Types of Ovarian Cysts – Part 1

Tuesday, August 18th, 2009

Functional cysts

Some, called functional cysts, or simple cysts, are part of the normal process of menstruation. They have nothing to do with disease, and can be treated. There are 3 types, Graafian, Luteal, and Hemorrhagic. These types of cysts occur during ovulation. If the egg is not released, the ovary can fill up with fluid. Usually these types of cysts will go away after a few period cycles.

Graafian follicle cyst

One type of simple cyst, which is the most common type of ovarian cyst, is the graafian follicle cyst, follicular cyst, or dentigerous cyst. This type can form when ovulation doesn’t occur, and a follicle doesn’t rupture or release its egg but instead grows until it becomes a cyst, or when a mature follicle involutes (collapses on itself).

It usually forms during ovulation, and can grow to about 6cm (2.3 inches) in diameter.
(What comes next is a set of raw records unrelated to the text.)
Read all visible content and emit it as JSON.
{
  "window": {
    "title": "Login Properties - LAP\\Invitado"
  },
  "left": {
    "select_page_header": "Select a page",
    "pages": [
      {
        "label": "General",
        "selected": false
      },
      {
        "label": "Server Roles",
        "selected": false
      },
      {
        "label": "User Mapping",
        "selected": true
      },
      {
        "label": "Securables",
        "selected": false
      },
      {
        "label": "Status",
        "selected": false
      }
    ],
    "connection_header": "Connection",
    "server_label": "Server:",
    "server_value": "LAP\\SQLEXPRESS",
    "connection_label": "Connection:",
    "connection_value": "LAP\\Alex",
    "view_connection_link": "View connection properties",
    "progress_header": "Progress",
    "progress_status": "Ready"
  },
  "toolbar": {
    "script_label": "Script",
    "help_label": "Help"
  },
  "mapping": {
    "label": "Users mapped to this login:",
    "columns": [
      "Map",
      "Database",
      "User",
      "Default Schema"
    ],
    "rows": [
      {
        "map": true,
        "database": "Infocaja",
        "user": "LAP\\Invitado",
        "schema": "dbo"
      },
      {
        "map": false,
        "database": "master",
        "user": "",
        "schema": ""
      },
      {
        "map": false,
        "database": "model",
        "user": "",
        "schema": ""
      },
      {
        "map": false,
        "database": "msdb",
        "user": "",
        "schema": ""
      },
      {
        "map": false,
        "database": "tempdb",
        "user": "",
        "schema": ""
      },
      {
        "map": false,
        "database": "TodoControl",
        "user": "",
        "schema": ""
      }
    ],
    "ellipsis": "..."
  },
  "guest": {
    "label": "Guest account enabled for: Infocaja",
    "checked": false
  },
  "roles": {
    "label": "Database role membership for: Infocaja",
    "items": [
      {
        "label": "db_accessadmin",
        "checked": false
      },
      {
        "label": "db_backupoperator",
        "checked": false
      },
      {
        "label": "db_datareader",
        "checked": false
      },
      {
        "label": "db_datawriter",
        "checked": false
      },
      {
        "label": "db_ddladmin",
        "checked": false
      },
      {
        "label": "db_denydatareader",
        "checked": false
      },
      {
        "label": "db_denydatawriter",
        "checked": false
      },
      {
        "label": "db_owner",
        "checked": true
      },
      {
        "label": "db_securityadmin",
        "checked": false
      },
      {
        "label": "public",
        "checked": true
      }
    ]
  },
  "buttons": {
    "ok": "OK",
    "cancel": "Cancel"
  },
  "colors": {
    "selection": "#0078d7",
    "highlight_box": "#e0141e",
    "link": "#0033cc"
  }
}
It is thin-walled, lined by one or more layers of granulosa cell, and filled with clear fluid. Its rupture can create sharp, severe pain on the side of the ovary on which the cyst appears.

This sharp pain (sometimes called mittelschmerz) occurs in the middle of the menstrual cycle, during ovulation. About a fourth of women with this type of cyst experience pain. Usually, these cysts produce no symptoms and disappear by themselves within a few months.

Ultrasound is the primary tool used to document the follicular cyst. A pelvic exam will also aid in the diagnosis if the cyst is large enough to be seen. A doctor monitors these to make sure they disappear, and looks at treatment options if they do not.

Corpus luteum cyst

Another is a corpus luteum cyst (which may rupture about the time of menstruation, and take up to three months to disappear entirely). This type of functional cyst occurs after an egg has been released from a follicle. The follicle then becomes a secretory gland that is known as the corpus luteum. The ruptured follicle begins producing large quantities of estrogen and progesterone in preparation for conception.

If a pregnancy doesn’t occur, the corpus luteum usually breaks down and disappears. It may, however, fill with fluid or blood, causing the corpus luteum to expand into a cyst, and stay on the ovary. Usually, this cyst is on only one side, and does not produce any symptoms.

It can however grow to almost 10cm (4 inches) in diameter and has the potential to bleed into itself or twist the ovary, causing pelvic or abdominal pain. If it fills with blood, the cyst may rupture, causing internal bleeding and sudden, sharp pain.

The fertility drug clomiphene citrate (Clomid, Serophene), used to induce ovulation, increases the risk of a corpus luteum cyst developing after ovulation. These cysts don’t prevent or threaten a resulting pregnancy.  Women on birth control pills usually do not form these cysts; in fact, preventing these cysts is one way the combined pill works. In contrast, the progesterone-only pill can cause increased frequency of these cysts.

Hemorrhagic cyst

A third type of functional cyst, which is common, is a Hemorrhagic cyst, which is also called a blood cyst, hematocele, and hematocyst.  It occurs when a very small blood vessel in the wall of the cyst breaks, and the blood enters the cyst. Abdominal pain on one side of the body, often the right side, may be present. The bleeding may occur quickly, and rapidly stretch the covering of the ovary, causing pain. As the blood collects within the ovary, clots form which can be seen on a sonogram.  Occasionally hemorrhagic cysts can rupture, with blood entering the abdominal cavity. No blood is seen out of the vagina. If a cyst ruptures, it is usually very painful. Hemorrhagic cysts that rupture are less common.

Most hemorrhagic cysts are self-limiting; some need surgical intervention. Even if a hemorrhagic cyst ruptures, in many cases it resolves without surgery. Patients who don’t require surgery will experience pain for 4 – 10 days after, and may require several days rest.

Studies have found that women on tetracycline antibiotics recover 25% earlier than the majority of patients, a surprising correlation found in 2004. Sometimes surgery is necessary, such as a laparoscopy (”belly-button surgery” that uses small tools inserted through one or more tiny slits in the abdomen).